Recognition very often goes to those at the top of the pecking order, and stays there. Credit seldom trickles down to the worker at the bottom. The World Health Organization’s act of recognising India’s ASHA (accredited social health activists) and the polio workers of Afghanistan is an attempt to right that wrong. It is a rare, and commendable doffing of the hat for workers at the very bottom of the rung, and gives credit where it is due. When WHO Director General Tedros Adhanom Ghebreyesus announced the names of six Global Health Leader awardees at the opening session of the World Health Assembly, over one million ASHAs and eight volunteer polio workers found themselves being counted amidst people leading from the front. The other awardees are Paul Farmer, co-founder of the NGO Partners in Health, Ahmed Hankir, a British-Lebanese psychiatrist, Ludmila Sofia Oliveira Varela, a youth sports advocate, and Yōhei Sasakawa, WHO’s Goodwill Ambassador for Leprosy Elimination. Dr. Tedros who picks the awardees himself, said that the award recognises those who have made an outstanding contribution to protecting and promoting health around the world, at a time when the world is facing an unprecedented convergence of inequity, conflict, food insecurity, climate crisis and a pandemic.

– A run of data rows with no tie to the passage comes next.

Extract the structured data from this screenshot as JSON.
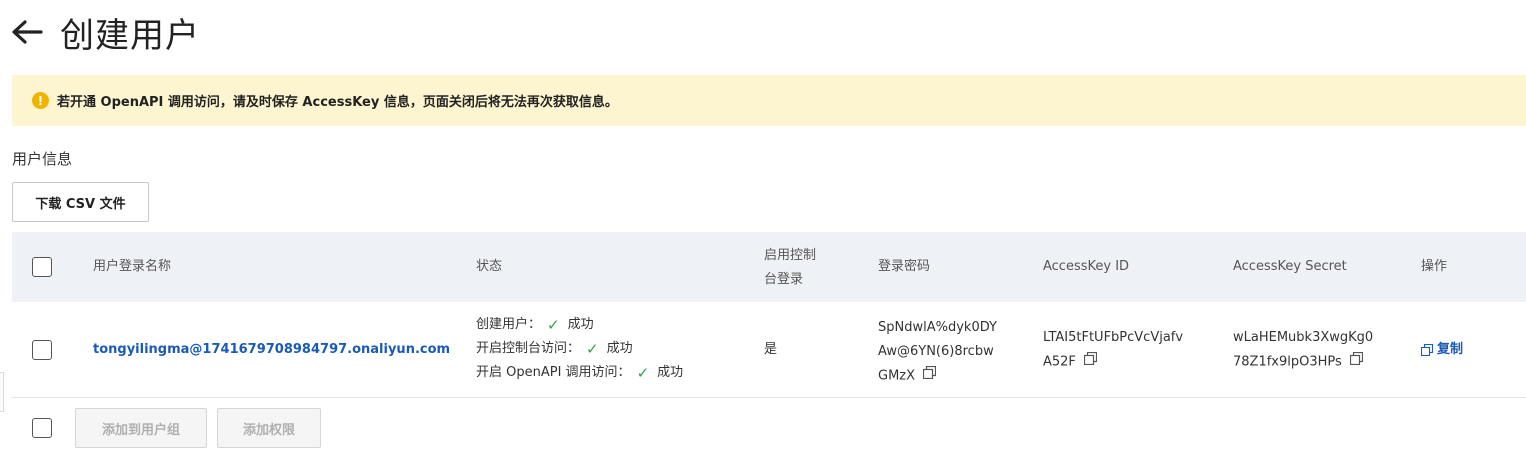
{
  "header": {
    "title": "创建用户"
  },
  "alert": {
    "text": "若开通 OpenAPI 调用访问，请及时保存 AccessKey 信息，页面关闭后将无法再次获取信息。"
  },
  "section": {
    "title": "用户信息"
  },
  "toolbar": {
    "download_label": "下载 CSV 文件"
  },
  "table": {
    "columns": {
      "login_name": "用户登录名称",
      "status": "状态",
      "console_login": "启用控制\n台登录",
      "password": "登录密码",
      "access_key_id": "AccessKey ID",
      "access_key_secret": "AccessKey Secret",
      "actions": "操作"
    },
    "rows": [
      {
        "login_name": "tongyilingma@1741679708984797.onaliyun.com",
        "status_lines": [
          {
            "label": "创建用户：",
            "result": "成功"
          },
          {
            "label": "开启控制台访问：",
            "result": "成功"
          },
          {
            "label": "开启 OpenAPI 调用访问：",
            "result": "成功"
          }
        ],
        "console_login": "是",
        "password": "SpNdwlA%dyk0DY\nAw@6YN(6)8rcbw\nGMzX",
        "access_key_id": "LTAI5tFtUFbPcVcVjafv\nA52F",
        "access_key_secret": "wLaHEMubk3XwgKg0\n78Z1fx9lpO3HPs",
        "action_copy": "复制"
      }
    ]
  },
  "footer": {
    "add_to_group_label": "添加到用户组",
    "add_permission_label": "添加权限"
  },
  "colors": {
    "link": "#1a5bb8",
    "success": "#2ea14b",
    "warning_bg": "#fdf5d0",
    "warning_icon": "#f0b400"
  }
}
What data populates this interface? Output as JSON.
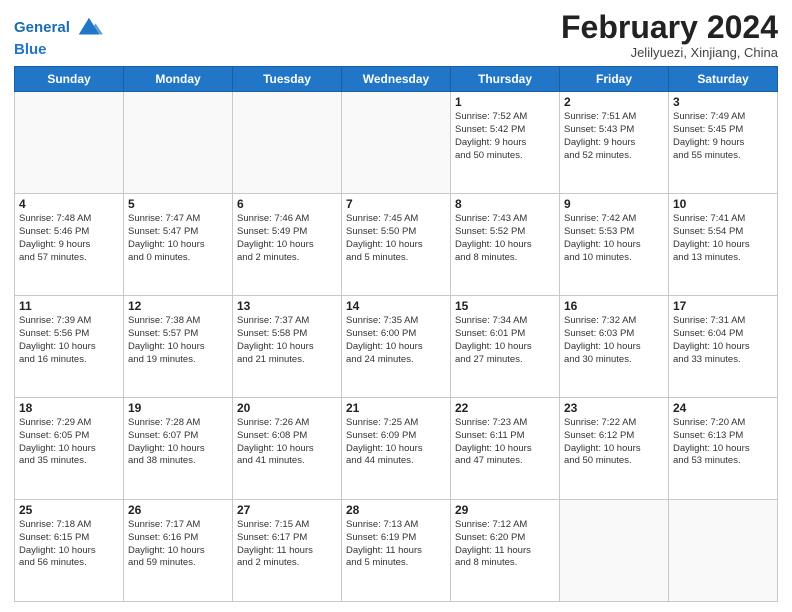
{
  "header": {
    "logo_line1": "General",
    "logo_line2": "Blue",
    "month_title": "February 2024",
    "subtitle": "Jelilyuezi, Xinjiang, China"
  },
  "weekdays": [
    "Sunday",
    "Monday",
    "Tuesday",
    "Wednesday",
    "Thursday",
    "Friday",
    "Saturday"
  ],
  "weeks": [
    [
      {
        "day": "",
        "info": ""
      },
      {
        "day": "",
        "info": ""
      },
      {
        "day": "",
        "info": ""
      },
      {
        "day": "",
        "info": ""
      },
      {
        "day": "1",
        "info": "Sunrise: 7:52 AM\nSunset: 5:42 PM\nDaylight: 9 hours\nand 50 minutes."
      },
      {
        "day": "2",
        "info": "Sunrise: 7:51 AM\nSunset: 5:43 PM\nDaylight: 9 hours\nand 52 minutes."
      },
      {
        "day": "3",
        "info": "Sunrise: 7:49 AM\nSunset: 5:45 PM\nDaylight: 9 hours\nand 55 minutes."
      }
    ],
    [
      {
        "day": "4",
        "info": "Sunrise: 7:48 AM\nSunset: 5:46 PM\nDaylight: 9 hours\nand 57 minutes."
      },
      {
        "day": "5",
        "info": "Sunrise: 7:47 AM\nSunset: 5:47 PM\nDaylight: 10 hours\nand 0 minutes."
      },
      {
        "day": "6",
        "info": "Sunrise: 7:46 AM\nSunset: 5:49 PM\nDaylight: 10 hours\nand 2 minutes."
      },
      {
        "day": "7",
        "info": "Sunrise: 7:45 AM\nSunset: 5:50 PM\nDaylight: 10 hours\nand 5 minutes."
      },
      {
        "day": "8",
        "info": "Sunrise: 7:43 AM\nSunset: 5:52 PM\nDaylight: 10 hours\nand 8 minutes."
      },
      {
        "day": "9",
        "info": "Sunrise: 7:42 AM\nSunset: 5:53 PM\nDaylight: 10 hours\nand 10 minutes."
      },
      {
        "day": "10",
        "info": "Sunrise: 7:41 AM\nSunset: 5:54 PM\nDaylight: 10 hours\nand 13 minutes."
      }
    ],
    [
      {
        "day": "11",
        "info": "Sunrise: 7:39 AM\nSunset: 5:56 PM\nDaylight: 10 hours\nand 16 minutes."
      },
      {
        "day": "12",
        "info": "Sunrise: 7:38 AM\nSunset: 5:57 PM\nDaylight: 10 hours\nand 19 minutes."
      },
      {
        "day": "13",
        "info": "Sunrise: 7:37 AM\nSunset: 5:58 PM\nDaylight: 10 hours\nand 21 minutes."
      },
      {
        "day": "14",
        "info": "Sunrise: 7:35 AM\nSunset: 6:00 PM\nDaylight: 10 hours\nand 24 minutes."
      },
      {
        "day": "15",
        "info": "Sunrise: 7:34 AM\nSunset: 6:01 PM\nDaylight: 10 hours\nand 27 minutes."
      },
      {
        "day": "16",
        "info": "Sunrise: 7:32 AM\nSunset: 6:03 PM\nDaylight: 10 hours\nand 30 minutes."
      },
      {
        "day": "17",
        "info": "Sunrise: 7:31 AM\nSunset: 6:04 PM\nDaylight: 10 hours\nand 33 minutes."
      }
    ],
    [
      {
        "day": "18",
        "info": "Sunrise: 7:29 AM\nSunset: 6:05 PM\nDaylight: 10 hours\nand 35 minutes."
      },
      {
        "day": "19",
        "info": "Sunrise: 7:28 AM\nSunset: 6:07 PM\nDaylight: 10 hours\nand 38 minutes."
      },
      {
        "day": "20",
        "info": "Sunrise: 7:26 AM\nSunset: 6:08 PM\nDaylight: 10 hours\nand 41 minutes."
      },
      {
        "day": "21",
        "info": "Sunrise: 7:25 AM\nSunset: 6:09 PM\nDaylight: 10 hours\nand 44 minutes."
      },
      {
        "day": "22",
        "info": "Sunrise: 7:23 AM\nSunset: 6:11 PM\nDaylight: 10 hours\nand 47 minutes."
      },
      {
        "day": "23",
        "info": "Sunrise: 7:22 AM\nSunset: 6:12 PM\nDaylight: 10 hours\nand 50 minutes."
      },
      {
        "day": "24",
        "info": "Sunrise: 7:20 AM\nSunset: 6:13 PM\nDaylight: 10 hours\nand 53 minutes."
      }
    ],
    [
      {
        "day": "25",
        "info": "Sunrise: 7:18 AM\nSunset: 6:15 PM\nDaylight: 10 hours\nand 56 minutes."
      },
      {
        "day": "26",
        "info": "Sunrise: 7:17 AM\nSunset: 6:16 PM\nDaylight: 10 hours\nand 59 minutes."
      },
      {
        "day": "27",
        "info": "Sunrise: 7:15 AM\nSunset: 6:17 PM\nDaylight: 11 hours\nand 2 minutes."
      },
      {
        "day": "28",
        "info": "Sunrise: 7:13 AM\nSunset: 6:19 PM\nDaylight: 11 hours\nand 5 minutes."
      },
      {
        "day": "29",
        "info": "Sunrise: 7:12 AM\nSunset: 6:20 PM\nDaylight: 11 hours\nand 8 minutes."
      },
      {
        "day": "",
        "info": ""
      },
      {
        "day": "",
        "info": ""
      }
    ]
  ]
}
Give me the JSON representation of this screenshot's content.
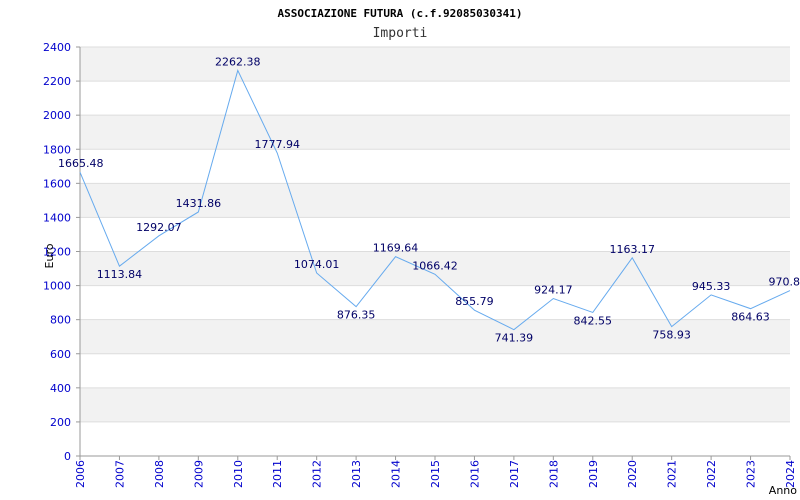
{
  "chart_data": {
    "type": "line",
    "title": "ASSOCIAZIONE FUTURA (c.f.92085030341)",
    "subtitle": "Importi",
    "xlabel": "Anno",
    "ylabel": "Euro",
    "ylim": [
      0,
      2400
    ],
    "yticks": [
      "0",
      "200",
      "400",
      "600",
      "800",
      "1000",
      "1200",
      "1400",
      "1600",
      "1800",
      "2000",
      "2200",
      "2400"
    ],
    "categories": [
      "2006",
      "2007",
      "2008",
      "2009",
      "2010",
      "2011",
      "2012",
      "2013",
      "2014",
      "2015",
      "2016",
      "2017",
      "2018",
      "2019",
      "2020",
      "2021",
      "2022",
      "2023",
      "2024"
    ],
    "values": [
      1665.48,
      1113.84,
      1292.07,
      1431.86,
      2262.38,
      1777.94,
      1074.01,
      876.35,
      1169.64,
      1066.42,
      855.79,
      741.39,
      924.17,
      842.55,
      1163.17,
      758.93,
      945.33,
      864.63,
      970.8
    ],
    "labels": [
      "1665.48",
      "1113.84",
      "1292.07",
      "1431.86",
      "2262.38",
      "1777.94",
      "1074.01",
      "876.35",
      "1169.64",
      "1066.42",
      "855.79",
      "741.39",
      "924.17",
      "842.55",
      "1163.17",
      "758.93",
      "945.33",
      "864.63",
      "970.8"
    ],
    "grid": true,
    "colors": {
      "line": "#66aaee",
      "band": "#f2f2f2",
      "tick": "#0000cc",
      "axis": "#999999"
    }
  }
}
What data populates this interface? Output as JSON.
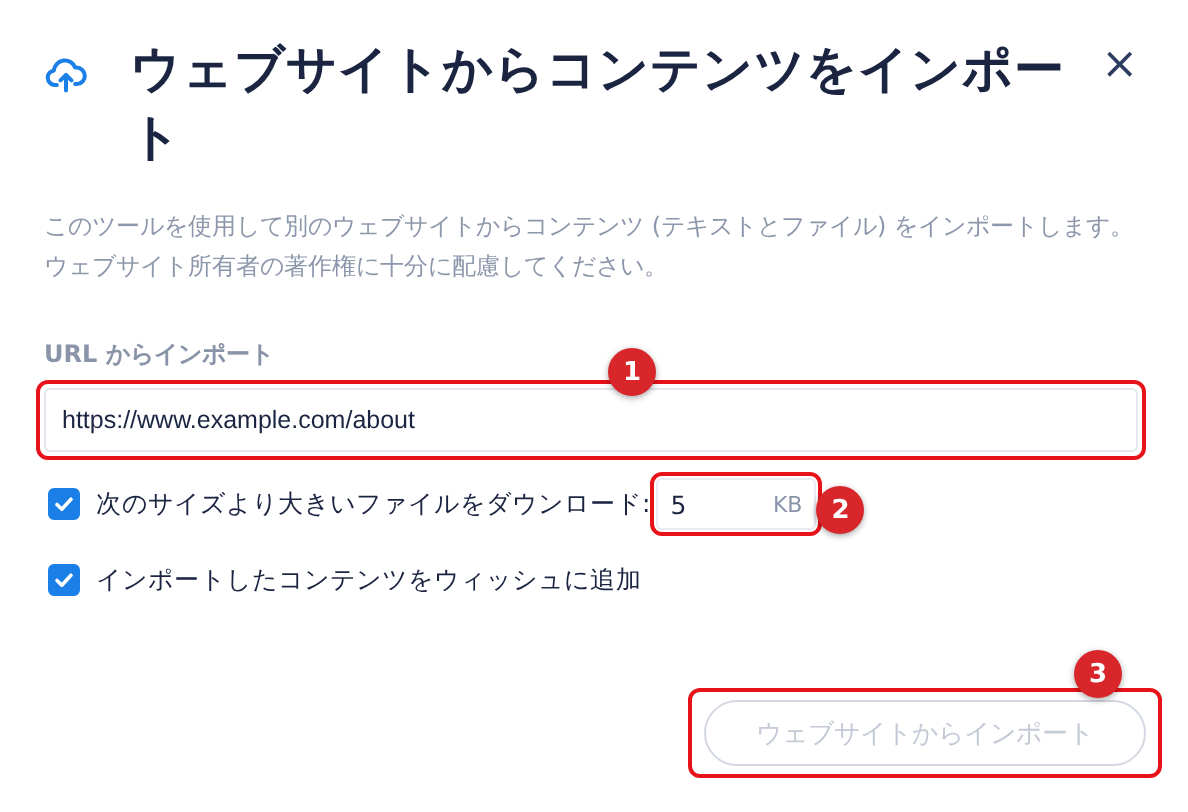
{
  "dialog": {
    "title": "ウェブサイトからコンテンツをインポート",
    "close": "×",
    "description": "このツールを使用して別のウェブサイトからコンテンツ (テキストとファイル) をインポートします。ウェブサイト所有者の著作権に十分に配慮してください。"
  },
  "url_field": {
    "label": "URL からインポート",
    "value": "https://www.example.com/about",
    "annotation": "1"
  },
  "options": [
    {
      "kind": "size",
      "label": "次のサイズより大きいファイルをダウンロード:",
      "checked": true,
      "value": "5",
      "unit": "KB",
      "annotation": "2"
    },
    {
      "kind": "plain",
      "label": "インポートしたコンテンツをウィッシュに追加",
      "checked": true
    }
  ],
  "import_button": {
    "label": "ウェブサイトからインポート",
    "disabled": true,
    "annotation": "3"
  }
}
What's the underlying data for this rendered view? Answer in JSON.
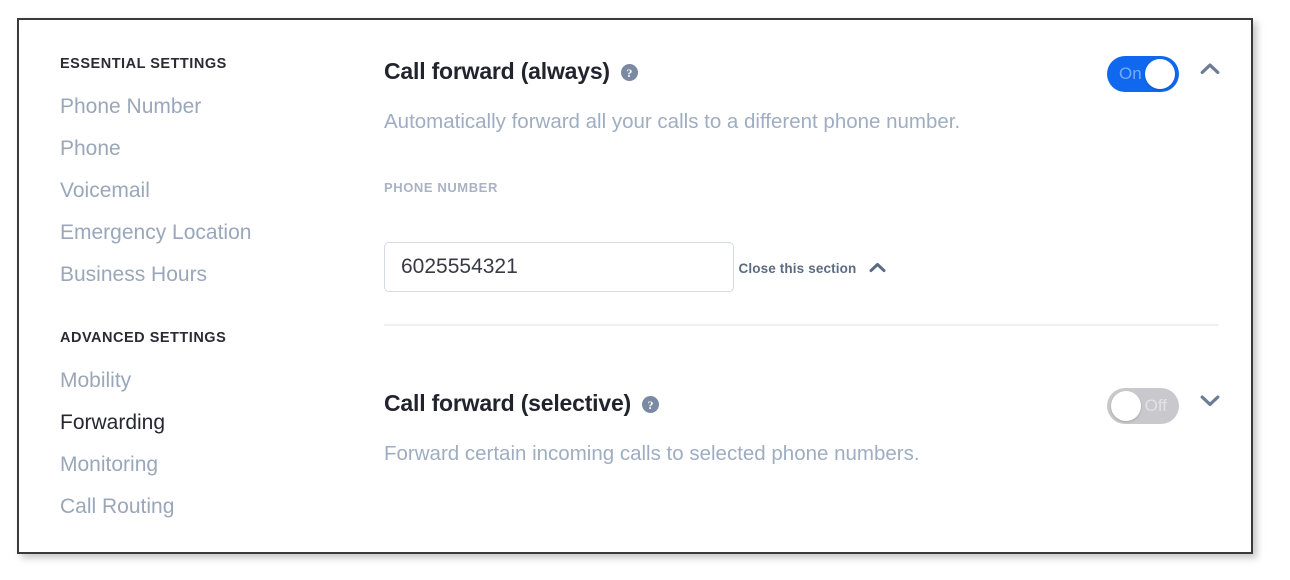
{
  "sidebar": {
    "groups": [
      {
        "title": "ESSENTIAL SETTINGS",
        "items": [
          {
            "label": "Phone Number",
            "active": false
          },
          {
            "label": "Phone",
            "active": false
          },
          {
            "label": "Voicemail",
            "active": false
          },
          {
            "label": "Emergency Location",
            "active": false
          },
          {
            "label": "Business Hours",
            "active": false
          }
        ]
      },
      {
        "title": "ADVANCED SETTINGS",
        "items": [
          {
            "label": "Mobility",
            "active": false
          },
          {
            "label": "Forwarding",
            "active": true
          },
          {
            "label": "Monitoring",
            "active": false
          },
          {
            "label": "Call Routing",
            "active": false
          }
        ]
      }
    ]
  },
  "main": {
    "sections": [
      {
        "title": "Call forward (always)",
        "help_icon": "help-circle-icon",
        "description": "Automatically forward all your calls to a different phone number.",
        "toggle": {
          "state": "on",
          "label": "On"
        },
        "collapse_icon": "chevron-up-icon",
        "expanded": true,
        "field": {
          "label": "PHONE NUMBER",
          "value": "6025554321",
          "placeholder": "Enter phone number"
        },
        "close_link": {
          "label": "Close this section",
          "icon": "chevron-up-icon"
        }
      },
      {
        "title": "Call forward (selective)",
        "help_icon": "help-circle-icon",
        "description": "Forward certain incoming calls to selected phone numbers.",
        "toggle": {
          "state": "off",
          "label": "Off"
        },
        "collapse_icon": "chevron-down-icon",
        "expanded": false
      }
    ]
  },
  "colors": {
    "toggle_on": "#1068ef",
    "toggle_off": "#c9c9cd",
    "sidebar_inactive": "#9aa7bb",
    "sidebar_active": "#272733",
    "description_text": "#9fadc2",
    "help_icon_bg": "#7b8aa3",
    "chevron": "#6d7d95",
    "divider": "#eef0f4",
    "input_border": "#d3dae3"
  },
  "glyphs": {
    "question_mark": "?"
  }
}
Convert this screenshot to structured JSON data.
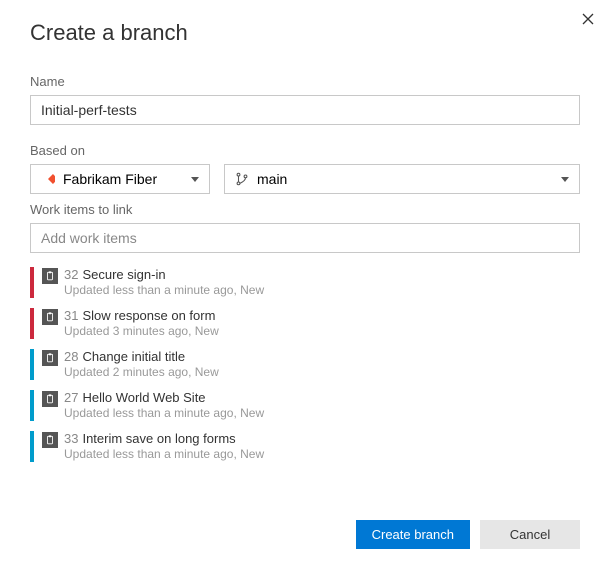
{
  "dialog": {
    "title": "Create a branch",
    "name_label": "Name",
    "name_value": "Initial-perf-tests",
    "based_on_label": "Based on",
    "repo_selected": "Fabrikam Fiber",
    "branch_selected": "main",
    "work_items_label": "Work items to link",
    "work_items_placeholder": "Add work items"
  },
  "work_items": [
    {
      "bar_color": "red",
      "id": "32",
      "title": "Secure sign-in",
      "meta": "Updated less than a minute ago, New"
    },
    {
      "bar_color": "red",
      "id": "31",
      "title": "Slow response on form",
      "meta": "Updated 3 minutes ago, New"
    },
    {
      "bar_color": "blue",
      "id": "28",
      "title": "Change initial title",
      "meta": "Updated 2 minutes ago, New"
    },
    {
      "bar_color": "blue",
      "id": "27",
      "title": "Hello World Web Site",
      "meta": "Updated less than a minute ago, New"
    },
    {
      "bar_color": "blue",
      "id": "33",
      "title": "Interim save on long forms",
      "meta": "Updated less than a minute ago, New"
    }
  ],
  "footer": {
    "primary": "Create branch",
    "secondary": "Cancel"
  }
}
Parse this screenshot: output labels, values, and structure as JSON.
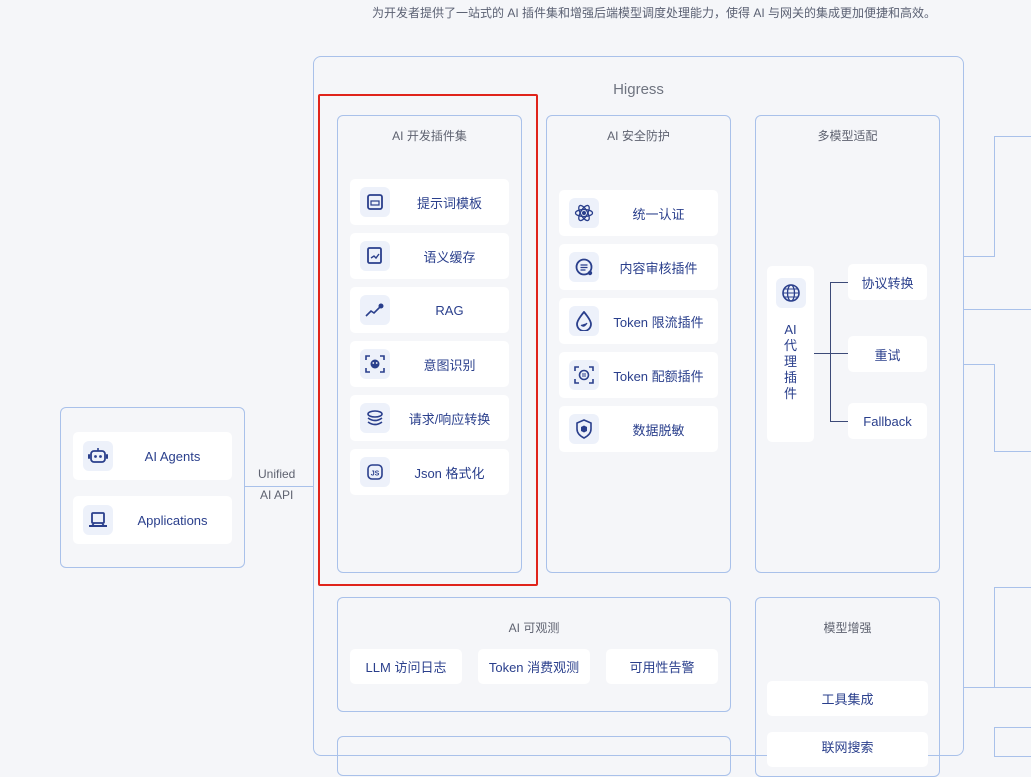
{
  "header": {
    "tagline": "为开发者提供了一站式的 AI 插件集和增强后端模型调度处理能力，使得 AI 与网关的集成更加便捷和高效。"
  },
  "clients": {
    "items": [
      {
        "label": "AI Agents",
        "icon": "robot-icon"
      },
      {
        "label": "Applications",
        "icon": "laptop-icon"
      }
    ],
    "connector_line1": "Unified",
    "connector_line2": "AI API"
  },
  "higress": {
    "title": "Higress"
  },
  "dev_plugins": {
    "title": "AI 开发插件集",
    "items": [
      {
        "label": "提示词模板",
        "icon": "template-icon"
      },
      {
        "label": "语义缓存",
        "icon": "cache-icon"
      },
      {
        "label": "RAG",
        "icon": "trend-icon"
      },
      {
        "label": "意图识别",
        "icon": "face-scan-icon"
      },
      {
        "label": "请求/响应转换",
        "icon": "transform-icon"
      },
      {
        "label": "Json 格式化",
        "icon": "js-icon"
      }
    ]
  },
  "security": {
    "title": "AI 安全防护",
    "items": [
      {
        "label": "统一认证",
        "icon": "auth-icon"
      },
      {
        "label": "内容审核插件",
        "icon": "review-icon"
      },
      {
        "label": "Token 限流插件",
        "icon": "drop-icon"
      },
      {
        "label": "Token 配额插件",
        "icon": "quota-icon"
      },
      {
        "label": "数据脱敏",
        "icon": "shield-icon"
      }
    ]
  },
  "multi_model": {
    "title": "多模型适配",
    "proxy_label": "AI\n代\n理\n插\n件",
    "branches": [
      "协议转换",
      "重试",
      "Fallback"
    ]
  },
  "observability": {
    "title": "AI 可观测",
    "items": [
      "LLM 访问日志",
      "Token 消费观测",
      "可用性告警"
    ]
  },
  "model_enhance": {
    "title": "模型增强",
    "items": [
      "工具集成",
      "联网搜索"
    ]
  },
  "colors": {
    "accent": "#2a3f8c",
    "panel_border": "#a9c1ea",
    "highlight": "#e0241b",
    "background": "#f5f6f9"
  }
}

The ASHAs were honoured for their “crucial role in linking the community with the health system, to ensure those living in rural poverty can access primary health care services....” These workers, all women, faced harassment and violence for their work during the pandemic, well documented in the media. While the pandemic rewrote the rules, creating danger where mere routine existed, it must be stressed that in general, their job, which takes them into difficult-to-reach places and hostile communities, confers a measure of privations. Even as they contribute to better health outcomes, this workforce continues to protest across the country, for better remuneration, health benefits and permanent posts. The eight volunteer polio workers of Afghanistan (four of them women) were shot and killed by gunmen in Takhar and Kunduz provinces in February 2022. Their work was crucial in a country where wild polio virus type 1 is still circulating, WHO recorded. Clearly, certain kinds of basic public health work are fraught with perils in several continents across the world. It is the duty of the governmental agencies that employ them to ensure their welfare, safety and security. While cheerleading about the award is rightfully reaching a crescendo, what matters is how the Indian government serves its last mile health workers who are its feet on the ground, once the dust raised by their unexpected recognition has settled down.